Ticking the damn boxes
However, being the ‘experienced’ person that I am, I learned long ago to read upside down and back to front very quickly. This is a useful skill for rapidly reading rows upon rows of pay and display tickets in car parks without ricking my neck or having to do handstands. Such is the publics’ predilection for sticking these things every which way up.
The appraisal went okay and the verdict; Bill Sticker gets to keep on walking the streets. Not the fastest booker on the planet but a ‘valuable and effective employee’. Even if Senior Manager wanted to know why I wasn’t as fast slapping tickets on windscreens as some of my contemporaries. I responded that I did the job properly as directed in the manner I was taught, then quoted the guidelines back at him verbatim. He couldn’t argue with that, seeing as he was the one who wrote the cursed things in the first place. Me, I just kept a straight face and did the nod and smile on cue. One thing I did notice was that the faster bookers have a much higher cancellation & appeal rate than me, so phew, got away with that then.

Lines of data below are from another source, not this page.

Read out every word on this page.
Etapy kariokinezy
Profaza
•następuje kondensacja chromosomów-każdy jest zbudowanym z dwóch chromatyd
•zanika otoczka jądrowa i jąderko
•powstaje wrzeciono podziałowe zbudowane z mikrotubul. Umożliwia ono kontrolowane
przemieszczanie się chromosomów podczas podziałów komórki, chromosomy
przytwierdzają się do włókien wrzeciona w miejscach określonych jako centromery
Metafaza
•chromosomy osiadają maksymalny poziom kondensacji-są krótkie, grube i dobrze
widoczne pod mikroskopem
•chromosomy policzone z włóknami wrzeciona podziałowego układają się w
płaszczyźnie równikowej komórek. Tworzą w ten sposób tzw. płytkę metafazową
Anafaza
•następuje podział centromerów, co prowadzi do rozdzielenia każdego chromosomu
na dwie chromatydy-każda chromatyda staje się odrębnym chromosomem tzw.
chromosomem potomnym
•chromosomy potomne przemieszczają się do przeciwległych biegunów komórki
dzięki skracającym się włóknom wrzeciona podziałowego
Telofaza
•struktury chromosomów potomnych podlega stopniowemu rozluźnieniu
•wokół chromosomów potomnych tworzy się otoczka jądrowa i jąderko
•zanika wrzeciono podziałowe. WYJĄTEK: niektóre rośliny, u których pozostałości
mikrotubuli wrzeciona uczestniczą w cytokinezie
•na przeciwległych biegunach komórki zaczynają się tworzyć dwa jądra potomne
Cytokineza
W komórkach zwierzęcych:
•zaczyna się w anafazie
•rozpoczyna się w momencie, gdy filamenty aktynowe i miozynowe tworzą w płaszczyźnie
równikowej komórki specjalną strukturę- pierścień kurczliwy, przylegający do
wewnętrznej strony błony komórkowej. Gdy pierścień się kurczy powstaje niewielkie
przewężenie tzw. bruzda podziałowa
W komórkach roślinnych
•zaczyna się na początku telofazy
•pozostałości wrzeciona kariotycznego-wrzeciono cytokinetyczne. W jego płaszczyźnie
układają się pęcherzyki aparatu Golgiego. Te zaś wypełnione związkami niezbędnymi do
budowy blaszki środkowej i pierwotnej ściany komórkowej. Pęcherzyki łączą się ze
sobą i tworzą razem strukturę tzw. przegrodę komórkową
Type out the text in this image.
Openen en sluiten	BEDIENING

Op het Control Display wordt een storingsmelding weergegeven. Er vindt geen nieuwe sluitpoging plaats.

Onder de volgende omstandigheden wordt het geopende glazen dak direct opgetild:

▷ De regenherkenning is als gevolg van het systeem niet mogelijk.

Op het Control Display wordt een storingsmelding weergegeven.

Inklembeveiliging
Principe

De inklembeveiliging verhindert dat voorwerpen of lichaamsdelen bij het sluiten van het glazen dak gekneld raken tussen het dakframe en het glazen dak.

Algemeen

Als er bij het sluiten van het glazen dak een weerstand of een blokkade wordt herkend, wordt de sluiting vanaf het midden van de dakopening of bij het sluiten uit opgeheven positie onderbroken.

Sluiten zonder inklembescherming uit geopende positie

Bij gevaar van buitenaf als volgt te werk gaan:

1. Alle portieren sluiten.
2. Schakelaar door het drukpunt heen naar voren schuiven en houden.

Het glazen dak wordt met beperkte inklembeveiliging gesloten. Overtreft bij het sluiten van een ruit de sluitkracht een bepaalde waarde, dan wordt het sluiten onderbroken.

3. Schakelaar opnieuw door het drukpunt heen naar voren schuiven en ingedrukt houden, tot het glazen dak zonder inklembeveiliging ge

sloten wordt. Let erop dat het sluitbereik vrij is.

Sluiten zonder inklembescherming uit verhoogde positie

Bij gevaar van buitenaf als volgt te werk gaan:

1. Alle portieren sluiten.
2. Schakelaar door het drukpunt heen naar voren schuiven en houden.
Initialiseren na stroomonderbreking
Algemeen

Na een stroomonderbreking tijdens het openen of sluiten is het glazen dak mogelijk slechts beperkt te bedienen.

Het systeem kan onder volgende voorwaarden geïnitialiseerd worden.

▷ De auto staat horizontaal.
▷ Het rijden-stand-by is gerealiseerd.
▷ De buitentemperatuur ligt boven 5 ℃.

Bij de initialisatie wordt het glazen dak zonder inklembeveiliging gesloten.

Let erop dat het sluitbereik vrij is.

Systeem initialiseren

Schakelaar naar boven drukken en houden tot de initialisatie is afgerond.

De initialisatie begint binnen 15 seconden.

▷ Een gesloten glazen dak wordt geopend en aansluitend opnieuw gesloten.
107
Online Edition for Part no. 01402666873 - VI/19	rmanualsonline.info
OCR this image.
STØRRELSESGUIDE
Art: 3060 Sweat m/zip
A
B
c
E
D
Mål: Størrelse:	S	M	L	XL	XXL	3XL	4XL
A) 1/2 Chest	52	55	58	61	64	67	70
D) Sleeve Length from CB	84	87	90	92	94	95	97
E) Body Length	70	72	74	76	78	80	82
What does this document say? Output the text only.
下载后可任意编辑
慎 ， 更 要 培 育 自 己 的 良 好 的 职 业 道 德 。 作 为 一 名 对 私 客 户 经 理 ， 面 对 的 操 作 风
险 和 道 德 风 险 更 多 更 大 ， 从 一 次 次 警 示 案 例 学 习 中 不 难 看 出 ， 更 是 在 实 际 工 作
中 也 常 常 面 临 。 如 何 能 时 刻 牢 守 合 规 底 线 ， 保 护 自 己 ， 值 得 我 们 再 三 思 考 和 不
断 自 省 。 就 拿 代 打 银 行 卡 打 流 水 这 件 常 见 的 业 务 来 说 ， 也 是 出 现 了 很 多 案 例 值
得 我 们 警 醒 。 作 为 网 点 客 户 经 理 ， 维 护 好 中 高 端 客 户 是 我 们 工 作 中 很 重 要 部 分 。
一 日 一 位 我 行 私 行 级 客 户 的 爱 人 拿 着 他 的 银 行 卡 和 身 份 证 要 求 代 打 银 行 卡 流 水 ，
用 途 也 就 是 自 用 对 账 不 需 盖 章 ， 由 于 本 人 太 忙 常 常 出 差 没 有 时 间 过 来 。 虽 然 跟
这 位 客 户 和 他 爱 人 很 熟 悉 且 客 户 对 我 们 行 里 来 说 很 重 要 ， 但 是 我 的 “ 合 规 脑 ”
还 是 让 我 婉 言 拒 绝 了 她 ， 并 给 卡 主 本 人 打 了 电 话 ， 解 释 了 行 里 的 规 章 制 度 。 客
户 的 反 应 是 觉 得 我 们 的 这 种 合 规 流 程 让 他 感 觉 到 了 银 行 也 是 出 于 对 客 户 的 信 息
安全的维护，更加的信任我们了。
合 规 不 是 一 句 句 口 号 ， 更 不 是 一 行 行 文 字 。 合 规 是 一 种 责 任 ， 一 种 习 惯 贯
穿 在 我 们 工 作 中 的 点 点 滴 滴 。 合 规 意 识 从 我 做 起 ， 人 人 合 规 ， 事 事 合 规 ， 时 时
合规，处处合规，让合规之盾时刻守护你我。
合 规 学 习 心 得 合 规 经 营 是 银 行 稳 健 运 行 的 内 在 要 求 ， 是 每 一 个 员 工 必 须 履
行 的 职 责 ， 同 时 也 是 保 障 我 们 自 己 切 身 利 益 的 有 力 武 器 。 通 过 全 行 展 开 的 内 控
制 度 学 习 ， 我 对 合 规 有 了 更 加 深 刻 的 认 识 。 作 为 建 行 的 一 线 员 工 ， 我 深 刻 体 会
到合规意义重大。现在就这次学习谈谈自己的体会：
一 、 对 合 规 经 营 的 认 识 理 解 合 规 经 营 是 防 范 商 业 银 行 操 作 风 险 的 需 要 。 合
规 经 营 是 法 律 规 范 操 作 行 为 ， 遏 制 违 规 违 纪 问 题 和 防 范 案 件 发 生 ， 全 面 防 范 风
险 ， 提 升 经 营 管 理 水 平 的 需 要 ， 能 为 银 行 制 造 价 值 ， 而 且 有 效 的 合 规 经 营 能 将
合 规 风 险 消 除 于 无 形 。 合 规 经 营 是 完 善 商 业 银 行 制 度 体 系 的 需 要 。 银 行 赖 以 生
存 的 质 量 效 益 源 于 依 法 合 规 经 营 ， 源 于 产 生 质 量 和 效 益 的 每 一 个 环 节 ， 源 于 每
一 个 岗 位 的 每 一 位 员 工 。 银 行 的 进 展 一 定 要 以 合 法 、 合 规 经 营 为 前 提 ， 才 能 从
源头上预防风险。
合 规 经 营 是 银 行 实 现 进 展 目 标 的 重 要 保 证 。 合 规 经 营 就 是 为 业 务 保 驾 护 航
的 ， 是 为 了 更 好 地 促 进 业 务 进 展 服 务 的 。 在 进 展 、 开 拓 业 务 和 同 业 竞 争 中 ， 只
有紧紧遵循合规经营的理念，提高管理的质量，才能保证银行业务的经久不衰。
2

What amused me was the crude tools they were using to appraise my performance. I shall explain; everything we do is logged on our hand held computers. Every street we visit, every stop to use the toilet (Which is logged in the twee little transatlantic idiom of the menu system as a ‘Comfort break’), every car we start to book and end up moving on is in the hand held log. The statistics off this are downloaded to industrial strength spreadsheets and turned into whizzy flashy graphs, which mean absolutely dick. What all these graphs and flashy thingies fail to appraise is the human side of the job. Advising worried disabled drivers who are having trouble with some of the more arcane restrictions, giving directions to lost truckers and foreign tourists who have, by some godforsaken fate, strayed off the beaten tourist trail. We do a lot of this. We even get used as ‘eyes and ears’ for CCTV when some of their reprobates stray out of the cameras field of view. Not to mention fixing damaged pay and display machines. Unfortunately, due to the hand held computers software, all the aforementioned activities have no menu entry and so do not get recorded. What this means is, if you have a particularly busy day with the helpless and hopeless and your distance and number of streets drop, along with cars booked, then the god of the ‘tick box’ school of management turns his unwelcome malevolent little eyes in your direction.
As someone else called Bill once wrote; ‘Oh brave new world that hath such creatures in it’. Not in the same context of course but I can appreciate the sentiment behind the words.